# [SOLVED] SVM amd fx 6100?



## darcinator (Jul 9, 2011)

There is an option in the bios to enable my cpu to run virtual machines called svm and when i enable it my bus speed becomes unstable from 220 mhz to around 218 and it bounces around with in 4 mhz and i notice a performance hit. Why would this happen? When i disable it it goes right back to rock solid 220 mhz. do i need more voltage? My overclock is 4.5 ghz with 220 bus and 20.5 muti. Rock solid stable 24+ hours prime. all powersavings disabled and what not.


----------



## greenbrucelee (Apr 24, 2007)

*Re: SVM amd fx 6100?*

do you used virtualisation software? if not dont enable it.


----------



## darcinator (Jul 9, 2011)

*Re: SVM amd fx 6100?*



greenbrucelee said:


> do you used virtualisation software? if not dont enable it.


I do.
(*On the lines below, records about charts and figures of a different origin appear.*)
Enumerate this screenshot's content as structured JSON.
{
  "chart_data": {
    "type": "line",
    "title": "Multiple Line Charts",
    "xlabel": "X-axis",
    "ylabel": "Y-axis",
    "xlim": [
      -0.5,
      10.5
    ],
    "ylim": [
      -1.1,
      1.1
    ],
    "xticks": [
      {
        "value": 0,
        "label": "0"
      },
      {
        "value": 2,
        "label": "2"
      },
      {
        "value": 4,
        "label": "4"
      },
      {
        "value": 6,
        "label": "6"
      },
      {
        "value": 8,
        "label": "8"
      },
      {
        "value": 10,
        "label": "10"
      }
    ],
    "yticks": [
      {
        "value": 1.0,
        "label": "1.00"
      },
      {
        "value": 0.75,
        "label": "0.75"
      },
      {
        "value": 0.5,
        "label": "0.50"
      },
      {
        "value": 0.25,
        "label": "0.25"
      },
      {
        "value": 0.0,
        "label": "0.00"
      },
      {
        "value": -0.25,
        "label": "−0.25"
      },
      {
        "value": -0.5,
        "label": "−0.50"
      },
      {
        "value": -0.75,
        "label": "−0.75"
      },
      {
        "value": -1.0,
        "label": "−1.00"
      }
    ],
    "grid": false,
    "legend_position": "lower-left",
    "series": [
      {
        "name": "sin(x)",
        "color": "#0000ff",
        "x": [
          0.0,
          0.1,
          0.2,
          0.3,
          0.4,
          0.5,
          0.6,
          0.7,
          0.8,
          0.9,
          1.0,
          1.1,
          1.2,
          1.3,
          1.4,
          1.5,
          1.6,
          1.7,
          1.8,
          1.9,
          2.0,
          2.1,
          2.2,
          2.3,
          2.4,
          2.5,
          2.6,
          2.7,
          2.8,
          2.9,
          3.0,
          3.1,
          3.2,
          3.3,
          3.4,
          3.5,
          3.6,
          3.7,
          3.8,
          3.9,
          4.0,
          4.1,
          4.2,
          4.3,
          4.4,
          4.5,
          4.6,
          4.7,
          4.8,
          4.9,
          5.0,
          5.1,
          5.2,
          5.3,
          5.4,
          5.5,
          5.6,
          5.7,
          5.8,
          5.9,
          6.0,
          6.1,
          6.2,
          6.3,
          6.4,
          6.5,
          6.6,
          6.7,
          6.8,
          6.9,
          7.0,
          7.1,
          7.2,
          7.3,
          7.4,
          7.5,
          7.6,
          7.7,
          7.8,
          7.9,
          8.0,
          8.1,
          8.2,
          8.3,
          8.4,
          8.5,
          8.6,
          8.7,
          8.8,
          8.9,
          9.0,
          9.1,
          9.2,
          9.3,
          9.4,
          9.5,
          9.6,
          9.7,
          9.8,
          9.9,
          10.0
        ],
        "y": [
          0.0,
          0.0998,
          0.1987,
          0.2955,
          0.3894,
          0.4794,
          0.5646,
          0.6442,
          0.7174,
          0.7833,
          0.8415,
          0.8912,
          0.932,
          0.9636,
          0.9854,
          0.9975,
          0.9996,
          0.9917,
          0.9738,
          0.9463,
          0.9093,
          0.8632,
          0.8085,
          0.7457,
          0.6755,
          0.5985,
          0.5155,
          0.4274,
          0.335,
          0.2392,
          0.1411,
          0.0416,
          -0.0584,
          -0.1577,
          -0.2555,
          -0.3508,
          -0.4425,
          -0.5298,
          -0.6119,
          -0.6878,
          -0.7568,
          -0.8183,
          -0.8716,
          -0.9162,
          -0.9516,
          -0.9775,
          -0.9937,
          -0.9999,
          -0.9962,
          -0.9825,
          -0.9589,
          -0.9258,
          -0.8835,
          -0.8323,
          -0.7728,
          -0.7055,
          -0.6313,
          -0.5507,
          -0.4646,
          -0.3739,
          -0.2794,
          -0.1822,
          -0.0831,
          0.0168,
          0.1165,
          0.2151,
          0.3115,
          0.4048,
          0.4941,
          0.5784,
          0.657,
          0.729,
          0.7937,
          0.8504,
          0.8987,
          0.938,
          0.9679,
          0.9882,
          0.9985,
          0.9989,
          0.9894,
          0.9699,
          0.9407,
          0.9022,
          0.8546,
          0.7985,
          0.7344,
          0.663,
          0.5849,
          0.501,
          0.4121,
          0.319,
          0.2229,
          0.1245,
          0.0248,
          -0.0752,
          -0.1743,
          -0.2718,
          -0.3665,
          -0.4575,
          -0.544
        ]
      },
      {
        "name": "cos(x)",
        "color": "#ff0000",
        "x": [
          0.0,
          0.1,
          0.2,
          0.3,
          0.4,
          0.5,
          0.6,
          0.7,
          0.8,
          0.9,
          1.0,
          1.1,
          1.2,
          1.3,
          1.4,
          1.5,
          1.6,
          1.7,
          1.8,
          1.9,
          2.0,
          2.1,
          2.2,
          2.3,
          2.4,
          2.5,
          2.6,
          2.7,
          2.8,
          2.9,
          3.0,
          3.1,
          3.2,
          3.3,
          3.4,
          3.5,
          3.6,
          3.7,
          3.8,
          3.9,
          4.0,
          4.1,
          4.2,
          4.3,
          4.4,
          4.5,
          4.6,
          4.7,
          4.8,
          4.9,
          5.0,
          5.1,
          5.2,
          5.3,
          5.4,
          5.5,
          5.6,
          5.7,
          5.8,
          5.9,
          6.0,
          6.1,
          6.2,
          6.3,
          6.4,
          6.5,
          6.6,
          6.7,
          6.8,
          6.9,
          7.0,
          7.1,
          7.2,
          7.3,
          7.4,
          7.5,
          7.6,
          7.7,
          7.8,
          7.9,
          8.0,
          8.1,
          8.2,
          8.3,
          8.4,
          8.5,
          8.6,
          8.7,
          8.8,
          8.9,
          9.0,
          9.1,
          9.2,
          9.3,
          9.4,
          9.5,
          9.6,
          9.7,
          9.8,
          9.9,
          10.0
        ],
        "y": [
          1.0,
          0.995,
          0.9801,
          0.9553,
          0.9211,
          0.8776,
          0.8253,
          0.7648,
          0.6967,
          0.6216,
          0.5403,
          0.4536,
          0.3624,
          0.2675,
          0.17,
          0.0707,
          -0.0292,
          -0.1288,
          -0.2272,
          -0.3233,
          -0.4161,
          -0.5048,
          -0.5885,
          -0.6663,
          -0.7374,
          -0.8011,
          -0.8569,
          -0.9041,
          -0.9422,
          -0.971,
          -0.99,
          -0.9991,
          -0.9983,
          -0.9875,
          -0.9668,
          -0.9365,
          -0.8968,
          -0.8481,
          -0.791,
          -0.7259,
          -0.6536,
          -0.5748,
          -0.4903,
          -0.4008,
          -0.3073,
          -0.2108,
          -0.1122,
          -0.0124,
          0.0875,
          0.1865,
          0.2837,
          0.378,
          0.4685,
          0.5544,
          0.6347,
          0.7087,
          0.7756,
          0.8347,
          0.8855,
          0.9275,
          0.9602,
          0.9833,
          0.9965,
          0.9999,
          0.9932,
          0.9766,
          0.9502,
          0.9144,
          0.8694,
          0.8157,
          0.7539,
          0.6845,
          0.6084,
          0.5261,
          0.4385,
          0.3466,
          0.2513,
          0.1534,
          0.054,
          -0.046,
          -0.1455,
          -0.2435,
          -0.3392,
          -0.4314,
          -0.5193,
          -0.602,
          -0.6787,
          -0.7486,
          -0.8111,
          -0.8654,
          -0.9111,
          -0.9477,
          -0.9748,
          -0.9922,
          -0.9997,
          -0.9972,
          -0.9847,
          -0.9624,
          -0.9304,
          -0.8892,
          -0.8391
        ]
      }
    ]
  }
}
I run Ubuntu with hyper v with windows 8 pro.


----------



## greenbrucelee (Apr 24, 2007)

*Re: SVM amd fx 6100?*

if your unstable then you need to back off the overclock or try more vcore.


----------



## darcinator (Jul 9, 2011)

Okay I'll give that a try


----------



## darcinator (Jul 9, 2011)

*Re: SVM amd fx 6100?*

So i tried everything and the bus speed still cant hold a steady mhz. Even pure defaults is lowers it self and bounces around. What can I do?


----------



## greenbrucelee (Apr 24, 2007)

*Re: SVM amd fx 6100?*

It doesn't look like you can do anything else. Remember not every cpu even the same make is the same and will overclock the same. This also goess for ram and graphics cards.


----------



## darcinator (Jul 9, 2011)

At this point though i just want it to work even with no overclock. Any advice on that?


----------



## greenbrucelee (Apr 24, 2007)

*Re: SVM amd fx 6100?*

I would just disable the svm so it will work.


----------



## darcinator (Jul 9, 2011)

Are the chances that it will work if I purchase say... A 6300?


----------



## greenbrucelee (Apr 24, 2007)

*Re: SVM amd fx 6100?*

I have no idea to be honest.


----------



## darcinator (Jul 9, 2011)

Thanks


----------